Technical Knowledge Search Using Data Science
Data Science

Technical Knowledge Search Using Data Science

Vinaya: We have Mohan with us to talk about this
Hi, Mohan! Why did the client come to Intuceo?

Mohan: This specific client is in the Vision care R&D division of a large conglomerate. They had the research done over several decades. They had these documents help them in various researches all over their IT infrastructure. There were several system involved – disparate systems, old and new, in different locations. They were all connected but they were not sure which data is where. They only knew where the depository of data was. One of the challenges was how to search for the relevant document for the topic they were researching for. So, instead of reinventing the wheel, use of the existing information was the objective. But they were unable to do because of the way the documents were stored and available in various systems. Our solution what we mentioned to them is more related to documents can be wherever they are but we suggested to them that we will make sure that we will build a database of that for the metadata and then provide the search. That is the challenge we wanted to solve in our analytics way.
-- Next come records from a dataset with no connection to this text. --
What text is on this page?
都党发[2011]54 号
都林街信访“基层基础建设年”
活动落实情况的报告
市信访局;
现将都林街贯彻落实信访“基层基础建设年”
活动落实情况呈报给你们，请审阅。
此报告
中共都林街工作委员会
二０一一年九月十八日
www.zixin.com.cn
Vinaya: How did you implement?

Mohan: First we looked at the location of the data stored. Where it is stored? How many types of data? It could be word, pdf, email. There were so many different locations where the data was actually stored. We understood where all data repositories lie today. And typically what a researcher searches. What data did they like to retrieve? What problems they are actually facing in terms of the type of information they are getting versus the type of information they were looking for? After that we looked at what solution or what part of the solution we already had in our system. Then we looked at the roadmap saying that how do we look at indexing the existing documents as well as fitting our search engine on top of it. Then it was the normal course of lifecycle of design, development and testing. That was the process we followed.
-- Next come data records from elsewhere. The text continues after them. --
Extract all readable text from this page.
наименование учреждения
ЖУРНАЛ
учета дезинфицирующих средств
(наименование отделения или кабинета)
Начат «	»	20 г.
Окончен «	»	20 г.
Vinaya: How did you manage the analytics solution?

Mohan: They had about 100,000 documents approximately. They were of different types. We started building the connectors to reach those locations or those types of documents. And then we looked at sampling. How do we sample each type of data, I mean, each type of document. And then, build the metaindex of what we wanted to build. We took about 10,000 documents as a sample constituting all different types of documents. We built the model over that. How do we get the relevant document for their search rather than throwing all documents that will meet their search criteria. We used our machine learning algorithm, some of the algorithms, what we already had and then we developed some. And then we brought the output in such a way that we filter the output whatever we receive to give them the most relevant top 10 documents for the search terms they were looking for.

Vinaya: Did the clients enjoy success?

Mohan: First and foremost, they didn’t have to go to various repositories to search. Second, they could save the effort in searching. The search time itself reduced from several minutes to a few seconds. Thirdly, when they got the top 10, probably they didn’t have to go to any other documents to search. Most of the information they were getting were in the top 10 search output list what we could provide.

Vinaya: Thank you very much, Mohan. Thank you all for watching.